Bush asked Congress to spend $489 billion through HHS for health and welfare programs next year, a 6.5% increase over last year's spending.
The budget calls for $4.3 billion in bioterrorism spending, $1.5 billion for facility upgrades at the National Institutes of Health, vaccine and diagnostic research, and nearly $200 million for facility and lab enhancements at CDC. However, the president's budget cuts $1 billion from CDC research programs on other areas, including a $57 million cut in chronic disease prevention programs.
Congress mandated a doubling of the NIH budget between 1998 and 2003. But, several institutes at the NIH could see their scheduled 15% funding increases for 2003 slowed as bioterrorism spending takes a large piece from the agency's $3.7 billion proposed budget. While infectious disease research would see a nearly 60% increase next year, spending at several other institutes would increase by only 8% to 9%.
The money also includes $77 billion in funding to help states provide prescription drugs for low-income seniors through the Medicaid program.

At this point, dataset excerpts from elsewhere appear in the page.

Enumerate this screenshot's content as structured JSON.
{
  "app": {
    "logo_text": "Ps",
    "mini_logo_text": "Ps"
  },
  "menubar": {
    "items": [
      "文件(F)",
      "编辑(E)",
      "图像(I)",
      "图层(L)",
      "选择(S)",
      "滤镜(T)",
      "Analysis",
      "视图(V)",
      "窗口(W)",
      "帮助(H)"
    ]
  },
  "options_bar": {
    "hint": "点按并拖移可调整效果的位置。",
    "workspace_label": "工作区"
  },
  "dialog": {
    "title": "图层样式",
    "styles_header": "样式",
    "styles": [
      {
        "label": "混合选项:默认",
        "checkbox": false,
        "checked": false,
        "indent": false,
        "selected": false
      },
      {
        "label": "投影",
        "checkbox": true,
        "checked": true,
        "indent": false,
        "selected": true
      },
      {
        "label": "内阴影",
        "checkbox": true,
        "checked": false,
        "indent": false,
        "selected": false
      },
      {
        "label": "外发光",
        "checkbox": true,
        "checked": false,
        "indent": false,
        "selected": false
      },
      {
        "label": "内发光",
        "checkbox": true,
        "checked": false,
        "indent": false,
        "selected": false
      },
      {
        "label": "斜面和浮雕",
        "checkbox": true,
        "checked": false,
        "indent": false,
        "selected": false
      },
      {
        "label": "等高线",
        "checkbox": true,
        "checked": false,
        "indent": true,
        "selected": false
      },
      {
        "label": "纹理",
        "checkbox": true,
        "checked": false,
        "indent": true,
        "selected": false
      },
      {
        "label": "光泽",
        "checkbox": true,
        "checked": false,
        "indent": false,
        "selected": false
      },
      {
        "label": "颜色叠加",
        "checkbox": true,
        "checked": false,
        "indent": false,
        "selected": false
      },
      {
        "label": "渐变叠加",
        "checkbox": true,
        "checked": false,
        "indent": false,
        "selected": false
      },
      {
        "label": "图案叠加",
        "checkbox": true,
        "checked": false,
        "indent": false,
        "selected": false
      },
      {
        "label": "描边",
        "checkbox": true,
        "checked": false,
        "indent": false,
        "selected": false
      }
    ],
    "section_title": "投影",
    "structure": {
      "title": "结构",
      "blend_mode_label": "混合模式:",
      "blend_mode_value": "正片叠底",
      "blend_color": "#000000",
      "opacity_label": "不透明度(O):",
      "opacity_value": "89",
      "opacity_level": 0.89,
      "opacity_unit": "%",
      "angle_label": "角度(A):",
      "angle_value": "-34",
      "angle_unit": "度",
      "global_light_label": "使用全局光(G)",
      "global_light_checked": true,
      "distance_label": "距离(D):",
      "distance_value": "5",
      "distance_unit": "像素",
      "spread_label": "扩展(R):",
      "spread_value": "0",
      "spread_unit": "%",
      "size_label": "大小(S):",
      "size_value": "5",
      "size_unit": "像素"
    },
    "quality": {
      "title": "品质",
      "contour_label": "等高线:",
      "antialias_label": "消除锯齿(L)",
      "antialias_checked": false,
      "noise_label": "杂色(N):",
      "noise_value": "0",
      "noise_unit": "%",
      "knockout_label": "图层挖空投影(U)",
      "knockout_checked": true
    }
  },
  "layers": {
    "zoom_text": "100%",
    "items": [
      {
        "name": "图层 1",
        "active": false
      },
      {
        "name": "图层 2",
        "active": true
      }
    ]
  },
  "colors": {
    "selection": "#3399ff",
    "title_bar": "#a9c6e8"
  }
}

Members of Congress will ultimately have to decide which spending priorities to approve. A prescription drug benefit, and whether or not it should go hand-in-hand with overall reforms to the system, has occupied lawmakers' attention for several years.
Michael Segal, a spokesman for Senate Finance Committee Chair Max S. Baucus (D-MT), suggested that the $190 billion over 10 years in the president's budget will not go far enough to enact a universal drug benefit for seniors. He noted that Congress set aside considerably more money -- $300 billion -- in its budget resolution last year.
"The priority of a prescription drug benefit is no less important now than it was then," he said.
Segal also said Baucus would look skeptically at attempts to spend large amounts of money on overall Medicare reforms before a prescription drug benefit is paid for. "Any plan we enact has to be on where the majority of funding goes toward a universal prescription plan," he said.
Reuters February 4, 2002
Dr Farr's Comment:As the late senator Everett Dirksen from Illinois was fond of saying when he was talking about the Defense Budget, "a billion here, a billion there, and before you know it you are talking real money".
77 Billion Dollars.
That is just the start. Can anyone honestly say that when the federal government gets involved that they ever wind up spending less money that they had planned?
Last year we only spent $325 billion, and now the government wants to tack on another $77 billion, nearly a 25% increase. If it stopped there it would not be so bad, but look at the projections from the government's own web site.
- Between 2010 and 2030, the number of persons age 65 and older will increase from 39.7 million to 69.1 million. That's an average of one and a half million more seniors per year for 20 years.
- During that same period, the Medicare actuaries project Medicare spending will increase from $324 billion to $694 billion, dollars normaled to 2000 equivalents.
These are HUGE sums of money.
And for what purpose?
For the ostensibly noble goal of improving the health of our senior citizens?
Absolutely not.
If you can't see through this smoke screen let me help you. The drug companies are behind this all the way -- they are the ones who will benefit from this government largesse.
The drug companies spent over two billion dollars last year on direct-to-consumer advertising so they could convince the public that they needed their drug based solutions for health.
Not a bad investment, considering they stand on increasing sales by nearly $100 billion alone thanks to the federal government and Medicare.
Fortunately, there are solutions and I am committed to facilitate those with your help. There is no reason that the drug companies need to be enriched any further at the expense of our citizens.